Some people eulogise about 1798 as some kind of eutopian cross-community moment. They wish for a time machine so that they, being from community A, could have stood valiantly alongside those of community B, through bonds of brotherhood and common cause that still resonate deep within them. Yawn. Its a nicely airbrushed tale.

Ive just finished re-reading David Humes booklet on the 1798 Rebellion, or Turn Oot, entitled To Right Some Things We Thought Wrong Ulster Society, 1998. David rightly points out that, after years of agitation and planning, the eventual Rising in Antrim and Down of June 1798 was suddenly undermined by what had occurred in southern Ireland just days earlier, actions carried out by those who claimed to be fighting for the same cause. Rather than a rising against the state, the headline news from Wexford was of brutal massacres of fellow citizens.

There are two lists online of those who were killed – here and here, giving their names, where they lived and in some cases how they died.
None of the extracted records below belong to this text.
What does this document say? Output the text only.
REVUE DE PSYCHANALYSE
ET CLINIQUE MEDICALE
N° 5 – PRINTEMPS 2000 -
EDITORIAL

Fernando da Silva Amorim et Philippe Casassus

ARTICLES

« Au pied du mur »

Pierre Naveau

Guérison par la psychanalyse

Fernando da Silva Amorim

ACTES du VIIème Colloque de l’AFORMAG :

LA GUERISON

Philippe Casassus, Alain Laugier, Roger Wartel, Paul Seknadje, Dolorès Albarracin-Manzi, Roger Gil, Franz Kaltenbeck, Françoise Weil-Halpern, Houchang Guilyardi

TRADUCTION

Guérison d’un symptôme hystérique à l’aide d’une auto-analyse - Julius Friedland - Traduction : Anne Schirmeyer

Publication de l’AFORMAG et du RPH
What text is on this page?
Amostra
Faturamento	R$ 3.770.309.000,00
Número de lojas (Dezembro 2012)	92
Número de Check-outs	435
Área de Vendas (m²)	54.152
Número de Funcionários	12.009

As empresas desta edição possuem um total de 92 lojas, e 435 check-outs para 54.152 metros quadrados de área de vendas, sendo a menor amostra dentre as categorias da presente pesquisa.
Be warned – some make for very grisly reading.

So, when the order was given for Antrim to rise on 7th June, many just stayed at home, hiding in byres, developing instant illnesses, or just staying at work in the fields. Just a week later, at Ballynahinch, hundreds of men deserted the night before the famous Battle at which Betsy Gray and so many others were killed. The Rising was roundly defeated by the government forces; the aftermath was many months of executions and deportations. Shortly afterwards, the Parliament of Ireland was abolished and in 1801 the United Kingdom of Great Britain and Ireland was born.

As Antrim poet James Campbell 1756-1818 later wrote:

In Ninety Eight we armed again, to right some things that we thought wrong
We got sae little for our pains, its no worth mindin in a song.